Pergunta obrigatória: como é que os colegas ficaram a saber que Spillo é Schillaci, filho do eterno Totò?
«Com as redes sociais é difícil haver privacidade», ri-se Mattia. «O Sérgio [Oliveira] foi dos primeiros a saber. Eu não gosto de dizer quem sou, prefiro que a notícia se espalhe naturalmente.»
Futebol, indústria mecânica, medicina dentária. O percurso de Mattia Schillaci é raro, mas determinado. Em junho de 2024, passará a ser o dr. Schillaci, outra influência familiar.
«Temos uma clínica de medicina dentária em Palermo. A minha namorada também trabalha na área. Eu trabalhava antes na indústria mecânica e foi um desafio grande trocar de vida», assume Mattia, no tradicional gesticular dos italianos.
No futuro, Mattia tem «muitas opções» e tanto pode voltar a Palermo, como mudar-se para Milão ou continuar no Porto. Por agora, quer aproveitar o curso, o futebol no santa Catarina e as visitas dos familiares mais próximos.
«A minha mãe já cá veio visitar-me e agora tenho a minha avó de 85 anos comigo. Vai ficar até ao Natal, é uma cozinheira maravilhosa. Estou a fazer um trabalho com ela na clínica», confidencia ao zerozero, antes de se despedir.
E o pai, Salvatore, quando estará no Porto para abraçar o filho e, talvez, Rui Barros, antigo companheiro de equipa na Juventus?
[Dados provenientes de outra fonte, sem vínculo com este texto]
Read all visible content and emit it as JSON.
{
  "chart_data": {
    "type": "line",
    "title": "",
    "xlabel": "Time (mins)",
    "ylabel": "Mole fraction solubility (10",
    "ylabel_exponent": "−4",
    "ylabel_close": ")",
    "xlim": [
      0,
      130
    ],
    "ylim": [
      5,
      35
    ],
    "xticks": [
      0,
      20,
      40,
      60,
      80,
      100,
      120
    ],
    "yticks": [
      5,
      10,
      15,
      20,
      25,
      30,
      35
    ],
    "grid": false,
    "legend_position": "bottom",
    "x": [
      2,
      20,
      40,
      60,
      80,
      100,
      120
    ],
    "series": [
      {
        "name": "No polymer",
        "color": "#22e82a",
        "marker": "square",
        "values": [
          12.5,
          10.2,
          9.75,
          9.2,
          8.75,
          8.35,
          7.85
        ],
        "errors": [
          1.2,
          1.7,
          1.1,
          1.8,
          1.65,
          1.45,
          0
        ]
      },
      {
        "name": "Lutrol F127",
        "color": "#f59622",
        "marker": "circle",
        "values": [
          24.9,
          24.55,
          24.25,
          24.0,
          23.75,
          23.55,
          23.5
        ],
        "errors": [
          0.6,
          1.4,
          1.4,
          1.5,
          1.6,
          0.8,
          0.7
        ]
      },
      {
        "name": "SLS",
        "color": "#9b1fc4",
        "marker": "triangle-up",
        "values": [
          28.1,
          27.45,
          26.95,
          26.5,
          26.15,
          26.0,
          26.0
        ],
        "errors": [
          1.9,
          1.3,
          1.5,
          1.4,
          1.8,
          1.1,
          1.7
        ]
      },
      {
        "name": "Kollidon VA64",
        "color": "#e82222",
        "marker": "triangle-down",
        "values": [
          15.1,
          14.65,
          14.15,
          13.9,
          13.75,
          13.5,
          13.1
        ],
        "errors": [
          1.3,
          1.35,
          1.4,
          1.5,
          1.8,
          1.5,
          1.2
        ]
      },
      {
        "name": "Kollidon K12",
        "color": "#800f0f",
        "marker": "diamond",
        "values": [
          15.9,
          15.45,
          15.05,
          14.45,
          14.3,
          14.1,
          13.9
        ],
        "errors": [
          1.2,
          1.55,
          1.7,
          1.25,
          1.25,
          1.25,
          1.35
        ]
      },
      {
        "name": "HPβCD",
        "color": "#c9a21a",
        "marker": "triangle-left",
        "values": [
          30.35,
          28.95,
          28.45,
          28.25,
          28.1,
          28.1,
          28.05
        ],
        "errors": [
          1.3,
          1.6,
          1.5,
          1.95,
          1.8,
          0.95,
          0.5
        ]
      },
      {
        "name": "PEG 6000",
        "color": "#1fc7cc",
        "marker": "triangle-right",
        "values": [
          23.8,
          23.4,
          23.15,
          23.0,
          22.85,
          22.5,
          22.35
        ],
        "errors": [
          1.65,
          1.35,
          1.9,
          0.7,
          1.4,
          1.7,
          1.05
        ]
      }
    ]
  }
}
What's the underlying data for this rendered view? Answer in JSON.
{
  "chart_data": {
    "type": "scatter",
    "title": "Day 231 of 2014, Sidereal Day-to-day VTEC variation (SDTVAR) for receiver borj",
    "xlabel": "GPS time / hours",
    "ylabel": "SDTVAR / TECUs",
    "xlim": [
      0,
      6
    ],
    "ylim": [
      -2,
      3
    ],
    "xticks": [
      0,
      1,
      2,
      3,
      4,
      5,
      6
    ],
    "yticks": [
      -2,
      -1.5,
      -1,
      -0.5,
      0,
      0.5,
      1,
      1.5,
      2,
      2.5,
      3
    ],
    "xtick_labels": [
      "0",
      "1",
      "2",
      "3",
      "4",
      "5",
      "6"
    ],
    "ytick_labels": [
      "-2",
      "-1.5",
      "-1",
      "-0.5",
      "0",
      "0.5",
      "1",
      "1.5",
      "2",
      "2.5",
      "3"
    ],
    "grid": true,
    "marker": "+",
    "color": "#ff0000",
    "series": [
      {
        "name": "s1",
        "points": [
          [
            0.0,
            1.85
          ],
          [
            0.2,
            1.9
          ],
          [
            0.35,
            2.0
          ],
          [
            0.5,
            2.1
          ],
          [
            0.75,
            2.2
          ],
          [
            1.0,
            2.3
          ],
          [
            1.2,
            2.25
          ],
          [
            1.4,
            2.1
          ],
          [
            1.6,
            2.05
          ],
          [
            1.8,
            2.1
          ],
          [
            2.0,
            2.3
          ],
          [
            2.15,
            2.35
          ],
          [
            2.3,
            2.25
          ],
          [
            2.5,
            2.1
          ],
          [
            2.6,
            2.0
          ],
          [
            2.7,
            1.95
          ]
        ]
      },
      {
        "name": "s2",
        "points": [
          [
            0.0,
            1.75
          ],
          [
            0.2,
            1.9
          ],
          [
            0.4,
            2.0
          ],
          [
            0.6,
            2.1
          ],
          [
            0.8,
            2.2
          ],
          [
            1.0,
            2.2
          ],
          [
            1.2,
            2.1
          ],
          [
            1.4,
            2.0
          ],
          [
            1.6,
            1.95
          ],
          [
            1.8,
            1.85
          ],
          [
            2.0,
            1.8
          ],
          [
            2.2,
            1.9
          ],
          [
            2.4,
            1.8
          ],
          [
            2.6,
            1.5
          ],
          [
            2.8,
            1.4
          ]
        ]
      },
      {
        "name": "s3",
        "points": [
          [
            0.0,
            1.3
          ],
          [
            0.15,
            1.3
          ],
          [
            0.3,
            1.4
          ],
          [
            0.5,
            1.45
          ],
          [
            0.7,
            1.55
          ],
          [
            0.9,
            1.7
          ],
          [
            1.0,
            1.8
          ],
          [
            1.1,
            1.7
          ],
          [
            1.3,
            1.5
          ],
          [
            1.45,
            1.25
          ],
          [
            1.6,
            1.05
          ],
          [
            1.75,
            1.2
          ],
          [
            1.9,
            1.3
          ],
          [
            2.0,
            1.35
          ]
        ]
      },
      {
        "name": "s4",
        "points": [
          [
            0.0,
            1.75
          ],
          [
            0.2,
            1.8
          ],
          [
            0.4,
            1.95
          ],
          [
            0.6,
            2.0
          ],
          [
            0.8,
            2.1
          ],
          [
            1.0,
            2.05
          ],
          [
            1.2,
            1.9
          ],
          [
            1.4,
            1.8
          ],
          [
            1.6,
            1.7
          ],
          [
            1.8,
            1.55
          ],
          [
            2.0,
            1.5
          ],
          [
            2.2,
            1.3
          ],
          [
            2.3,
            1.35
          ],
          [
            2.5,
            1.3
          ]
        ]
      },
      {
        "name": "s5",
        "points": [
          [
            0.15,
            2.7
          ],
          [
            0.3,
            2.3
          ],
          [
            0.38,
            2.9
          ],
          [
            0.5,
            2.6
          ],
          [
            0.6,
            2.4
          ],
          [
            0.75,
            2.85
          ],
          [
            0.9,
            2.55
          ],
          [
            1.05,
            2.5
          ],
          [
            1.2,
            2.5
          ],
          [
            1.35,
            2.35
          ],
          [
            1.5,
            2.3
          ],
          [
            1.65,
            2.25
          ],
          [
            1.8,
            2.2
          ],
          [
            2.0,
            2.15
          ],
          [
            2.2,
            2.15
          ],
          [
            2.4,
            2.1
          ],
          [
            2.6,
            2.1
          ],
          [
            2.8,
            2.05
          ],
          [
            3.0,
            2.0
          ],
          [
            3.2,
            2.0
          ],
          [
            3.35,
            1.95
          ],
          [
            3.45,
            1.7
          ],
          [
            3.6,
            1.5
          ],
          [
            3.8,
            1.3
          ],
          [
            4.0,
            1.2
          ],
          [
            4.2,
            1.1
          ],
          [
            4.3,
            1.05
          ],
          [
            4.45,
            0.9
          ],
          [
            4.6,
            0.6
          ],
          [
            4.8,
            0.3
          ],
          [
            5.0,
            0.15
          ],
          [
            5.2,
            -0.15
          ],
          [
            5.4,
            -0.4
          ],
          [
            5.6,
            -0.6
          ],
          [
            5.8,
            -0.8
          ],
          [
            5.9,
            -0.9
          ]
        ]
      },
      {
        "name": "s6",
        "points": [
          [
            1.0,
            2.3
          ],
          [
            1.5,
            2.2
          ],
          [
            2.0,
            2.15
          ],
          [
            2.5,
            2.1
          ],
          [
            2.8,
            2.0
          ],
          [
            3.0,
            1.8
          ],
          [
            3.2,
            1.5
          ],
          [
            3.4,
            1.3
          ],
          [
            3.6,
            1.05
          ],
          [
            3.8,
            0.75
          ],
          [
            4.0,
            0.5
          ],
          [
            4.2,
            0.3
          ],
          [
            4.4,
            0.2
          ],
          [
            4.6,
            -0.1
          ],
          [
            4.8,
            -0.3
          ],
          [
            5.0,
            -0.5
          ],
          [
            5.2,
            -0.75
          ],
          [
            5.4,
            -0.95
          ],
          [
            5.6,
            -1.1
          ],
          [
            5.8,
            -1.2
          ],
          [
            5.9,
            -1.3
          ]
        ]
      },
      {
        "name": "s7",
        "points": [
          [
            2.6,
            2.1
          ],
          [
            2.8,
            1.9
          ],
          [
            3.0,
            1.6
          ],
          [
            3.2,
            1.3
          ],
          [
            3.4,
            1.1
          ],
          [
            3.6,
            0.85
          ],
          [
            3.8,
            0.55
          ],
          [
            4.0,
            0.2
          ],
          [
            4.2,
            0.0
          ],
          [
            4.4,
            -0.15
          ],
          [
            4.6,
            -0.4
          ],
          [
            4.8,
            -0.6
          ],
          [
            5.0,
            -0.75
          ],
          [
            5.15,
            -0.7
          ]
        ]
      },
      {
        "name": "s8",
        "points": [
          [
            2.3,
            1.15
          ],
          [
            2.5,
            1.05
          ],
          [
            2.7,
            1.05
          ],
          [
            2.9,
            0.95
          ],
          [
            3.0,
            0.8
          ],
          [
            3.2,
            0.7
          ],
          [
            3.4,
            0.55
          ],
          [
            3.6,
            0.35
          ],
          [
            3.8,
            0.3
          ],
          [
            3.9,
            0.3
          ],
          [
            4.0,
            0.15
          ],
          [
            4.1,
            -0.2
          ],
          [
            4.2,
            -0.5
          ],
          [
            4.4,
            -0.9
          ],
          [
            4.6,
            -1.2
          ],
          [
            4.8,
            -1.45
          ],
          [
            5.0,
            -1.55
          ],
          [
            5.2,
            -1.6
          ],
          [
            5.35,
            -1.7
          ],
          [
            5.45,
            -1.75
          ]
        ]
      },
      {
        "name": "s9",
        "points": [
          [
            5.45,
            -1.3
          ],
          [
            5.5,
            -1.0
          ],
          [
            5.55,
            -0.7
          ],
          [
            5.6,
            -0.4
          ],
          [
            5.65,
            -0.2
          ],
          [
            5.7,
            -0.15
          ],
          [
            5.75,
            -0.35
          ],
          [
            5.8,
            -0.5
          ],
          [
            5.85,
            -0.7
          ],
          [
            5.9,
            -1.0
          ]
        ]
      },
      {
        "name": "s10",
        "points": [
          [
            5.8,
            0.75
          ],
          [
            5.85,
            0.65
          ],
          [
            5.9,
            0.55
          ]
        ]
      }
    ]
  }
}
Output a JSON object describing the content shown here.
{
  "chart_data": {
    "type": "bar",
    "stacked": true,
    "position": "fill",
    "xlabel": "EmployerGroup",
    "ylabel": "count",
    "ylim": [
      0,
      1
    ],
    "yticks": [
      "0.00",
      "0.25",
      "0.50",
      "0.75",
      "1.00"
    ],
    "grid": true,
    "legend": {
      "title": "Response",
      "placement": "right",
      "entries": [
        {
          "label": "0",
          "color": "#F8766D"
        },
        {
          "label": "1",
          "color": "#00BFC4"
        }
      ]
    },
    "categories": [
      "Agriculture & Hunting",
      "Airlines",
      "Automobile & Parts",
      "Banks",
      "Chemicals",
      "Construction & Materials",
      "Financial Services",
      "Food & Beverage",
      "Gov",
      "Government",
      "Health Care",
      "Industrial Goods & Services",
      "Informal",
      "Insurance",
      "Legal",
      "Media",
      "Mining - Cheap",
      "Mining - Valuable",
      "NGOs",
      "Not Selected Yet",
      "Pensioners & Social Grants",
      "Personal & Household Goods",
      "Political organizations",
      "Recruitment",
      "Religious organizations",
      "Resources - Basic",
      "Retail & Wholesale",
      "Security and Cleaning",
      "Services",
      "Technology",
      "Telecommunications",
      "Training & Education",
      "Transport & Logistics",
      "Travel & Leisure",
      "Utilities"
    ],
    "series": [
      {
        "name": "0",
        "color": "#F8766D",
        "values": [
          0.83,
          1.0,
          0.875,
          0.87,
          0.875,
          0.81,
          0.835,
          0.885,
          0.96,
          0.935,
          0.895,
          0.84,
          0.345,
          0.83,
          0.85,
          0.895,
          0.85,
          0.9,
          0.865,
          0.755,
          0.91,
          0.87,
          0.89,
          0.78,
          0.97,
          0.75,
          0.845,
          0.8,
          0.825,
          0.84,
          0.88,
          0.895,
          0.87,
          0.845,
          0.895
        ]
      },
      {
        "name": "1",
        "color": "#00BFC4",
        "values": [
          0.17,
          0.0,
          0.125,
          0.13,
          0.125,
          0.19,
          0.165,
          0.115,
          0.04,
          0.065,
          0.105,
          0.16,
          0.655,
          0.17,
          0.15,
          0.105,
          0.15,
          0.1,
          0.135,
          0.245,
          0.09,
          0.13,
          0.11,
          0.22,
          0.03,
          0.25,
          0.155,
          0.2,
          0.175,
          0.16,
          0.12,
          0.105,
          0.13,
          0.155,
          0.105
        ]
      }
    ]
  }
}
«Ele estará cá no final do ano, tem de vir visitar-nos. Sei que gosta muito de Portugal. No meu segundo ano ele tinha viagem marcada, mas a covid interrompeu tudo. Depois teve alguns problemas de saúde e a viagem tem sido adiada. Falei com o Rui por mensagem e temos de marcar encontro para conhecer-nos. Quando o meu pai estiver cá, de certeza que vamos jantar fora.»
O conto dos Schillaci, do Itália-90 à cidade do Porto, 33 anos depois. Improvável e belo.